The landscape of cross currency payments is taking on a whole new look — creating challenges for corporate financial managers and the need for new banking solutions.
The volume of cross-border payments, particularly transactions in the $500 to $500,000 range, keep escalating for a variety of reasons. Global trade continues to recover, spurred on by new trading routes and alliances. Borderless e-commerce is on the upswing, along with cross-border business-to-consumer payments, due to workforce mobility and the fact that more companies are using foreign contractors and outsourcing overseas. In addition, new global business models — like those of web-centered businesses Airbnb and Booking.com — are contributing to the growing volume of these payments.
One illustration of this growth can be seen with the tremendous rise of borderless e-commerce. PayPal estimates that online shoppers spend over $300 billion a year across borders, up from $105 billion in 20131.
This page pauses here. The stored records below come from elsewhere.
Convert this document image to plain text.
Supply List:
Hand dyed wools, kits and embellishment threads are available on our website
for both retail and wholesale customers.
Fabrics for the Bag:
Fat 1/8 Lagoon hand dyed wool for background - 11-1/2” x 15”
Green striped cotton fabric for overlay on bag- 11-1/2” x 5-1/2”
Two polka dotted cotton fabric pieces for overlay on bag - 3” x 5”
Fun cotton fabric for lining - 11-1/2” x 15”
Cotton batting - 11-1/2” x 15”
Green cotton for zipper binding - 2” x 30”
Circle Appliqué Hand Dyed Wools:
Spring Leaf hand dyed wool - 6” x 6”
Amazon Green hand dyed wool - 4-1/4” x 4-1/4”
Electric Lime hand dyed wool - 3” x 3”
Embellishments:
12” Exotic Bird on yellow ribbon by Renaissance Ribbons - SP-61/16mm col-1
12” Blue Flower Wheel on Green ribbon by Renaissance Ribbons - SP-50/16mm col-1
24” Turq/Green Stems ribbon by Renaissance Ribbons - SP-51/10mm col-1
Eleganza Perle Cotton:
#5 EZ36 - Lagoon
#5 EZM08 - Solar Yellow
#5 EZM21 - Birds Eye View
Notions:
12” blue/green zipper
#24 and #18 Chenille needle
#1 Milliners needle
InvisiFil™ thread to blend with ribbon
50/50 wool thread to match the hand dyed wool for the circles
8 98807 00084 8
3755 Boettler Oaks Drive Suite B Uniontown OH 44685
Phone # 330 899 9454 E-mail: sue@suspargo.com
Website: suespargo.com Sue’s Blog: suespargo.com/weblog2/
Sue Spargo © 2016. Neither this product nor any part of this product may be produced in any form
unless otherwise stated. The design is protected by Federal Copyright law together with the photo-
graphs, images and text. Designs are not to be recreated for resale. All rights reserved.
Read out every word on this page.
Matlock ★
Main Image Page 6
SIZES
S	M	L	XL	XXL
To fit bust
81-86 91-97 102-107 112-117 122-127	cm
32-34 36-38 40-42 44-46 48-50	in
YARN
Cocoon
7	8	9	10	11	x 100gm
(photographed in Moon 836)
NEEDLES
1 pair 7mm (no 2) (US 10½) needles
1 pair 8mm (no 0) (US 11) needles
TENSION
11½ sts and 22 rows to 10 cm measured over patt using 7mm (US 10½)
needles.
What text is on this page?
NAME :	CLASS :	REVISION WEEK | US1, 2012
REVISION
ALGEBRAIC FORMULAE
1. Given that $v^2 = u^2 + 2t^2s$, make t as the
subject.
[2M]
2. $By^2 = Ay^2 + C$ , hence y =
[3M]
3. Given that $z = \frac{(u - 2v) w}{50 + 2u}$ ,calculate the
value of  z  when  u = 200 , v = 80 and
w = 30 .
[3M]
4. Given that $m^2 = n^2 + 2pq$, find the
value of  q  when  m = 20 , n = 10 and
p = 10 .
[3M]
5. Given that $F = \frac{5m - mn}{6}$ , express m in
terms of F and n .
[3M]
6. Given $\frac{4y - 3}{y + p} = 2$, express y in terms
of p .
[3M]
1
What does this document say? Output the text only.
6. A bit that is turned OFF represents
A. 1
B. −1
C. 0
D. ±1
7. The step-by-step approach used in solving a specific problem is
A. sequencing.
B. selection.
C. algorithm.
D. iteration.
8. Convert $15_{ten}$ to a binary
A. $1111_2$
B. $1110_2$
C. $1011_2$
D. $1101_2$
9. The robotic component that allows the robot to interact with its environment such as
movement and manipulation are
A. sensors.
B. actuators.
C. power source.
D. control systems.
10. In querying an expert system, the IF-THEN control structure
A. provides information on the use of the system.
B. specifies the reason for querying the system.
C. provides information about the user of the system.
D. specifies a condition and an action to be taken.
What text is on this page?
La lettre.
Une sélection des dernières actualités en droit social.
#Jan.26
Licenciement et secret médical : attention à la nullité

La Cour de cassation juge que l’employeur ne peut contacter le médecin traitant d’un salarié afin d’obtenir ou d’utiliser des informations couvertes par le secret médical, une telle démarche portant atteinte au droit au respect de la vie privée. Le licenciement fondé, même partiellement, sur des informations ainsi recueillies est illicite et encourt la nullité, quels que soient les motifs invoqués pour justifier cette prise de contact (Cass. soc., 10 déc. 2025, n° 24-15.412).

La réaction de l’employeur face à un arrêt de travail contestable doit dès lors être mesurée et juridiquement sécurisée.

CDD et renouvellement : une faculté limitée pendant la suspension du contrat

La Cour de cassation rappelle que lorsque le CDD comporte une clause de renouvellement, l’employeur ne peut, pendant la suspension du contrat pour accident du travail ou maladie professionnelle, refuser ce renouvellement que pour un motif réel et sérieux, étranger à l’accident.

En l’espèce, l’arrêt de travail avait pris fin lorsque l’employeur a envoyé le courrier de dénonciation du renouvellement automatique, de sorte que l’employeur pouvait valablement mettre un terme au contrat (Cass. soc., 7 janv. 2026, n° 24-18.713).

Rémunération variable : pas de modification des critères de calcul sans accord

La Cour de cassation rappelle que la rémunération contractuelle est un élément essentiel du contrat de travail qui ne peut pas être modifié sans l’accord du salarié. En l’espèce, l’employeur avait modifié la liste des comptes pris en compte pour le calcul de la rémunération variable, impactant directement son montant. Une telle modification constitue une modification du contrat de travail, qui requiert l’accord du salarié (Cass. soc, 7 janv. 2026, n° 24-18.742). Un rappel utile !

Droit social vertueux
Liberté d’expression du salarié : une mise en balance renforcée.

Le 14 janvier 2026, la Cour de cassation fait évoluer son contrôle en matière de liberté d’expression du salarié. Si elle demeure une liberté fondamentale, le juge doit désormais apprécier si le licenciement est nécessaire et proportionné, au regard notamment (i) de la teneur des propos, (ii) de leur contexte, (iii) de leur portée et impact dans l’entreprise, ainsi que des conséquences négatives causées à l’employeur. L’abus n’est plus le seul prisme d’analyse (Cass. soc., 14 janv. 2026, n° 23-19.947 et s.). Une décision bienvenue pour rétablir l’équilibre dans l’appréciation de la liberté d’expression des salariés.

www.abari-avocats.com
At the same time, the FX volatility associated with these payments has continued to grow, due to economic and political uncertainties, central bank interventions, ambiguity in Europe and the long-term strengthening of the U.S. dollar. Many of the “safe haven” currencies deemed as major currencies generally associated with less volatility have continued to fluctuate significantly, with some losing over 30%2 of their value over the last two years, as can be seen with EUR and CAD versus USD with exotics fluctuating much wider.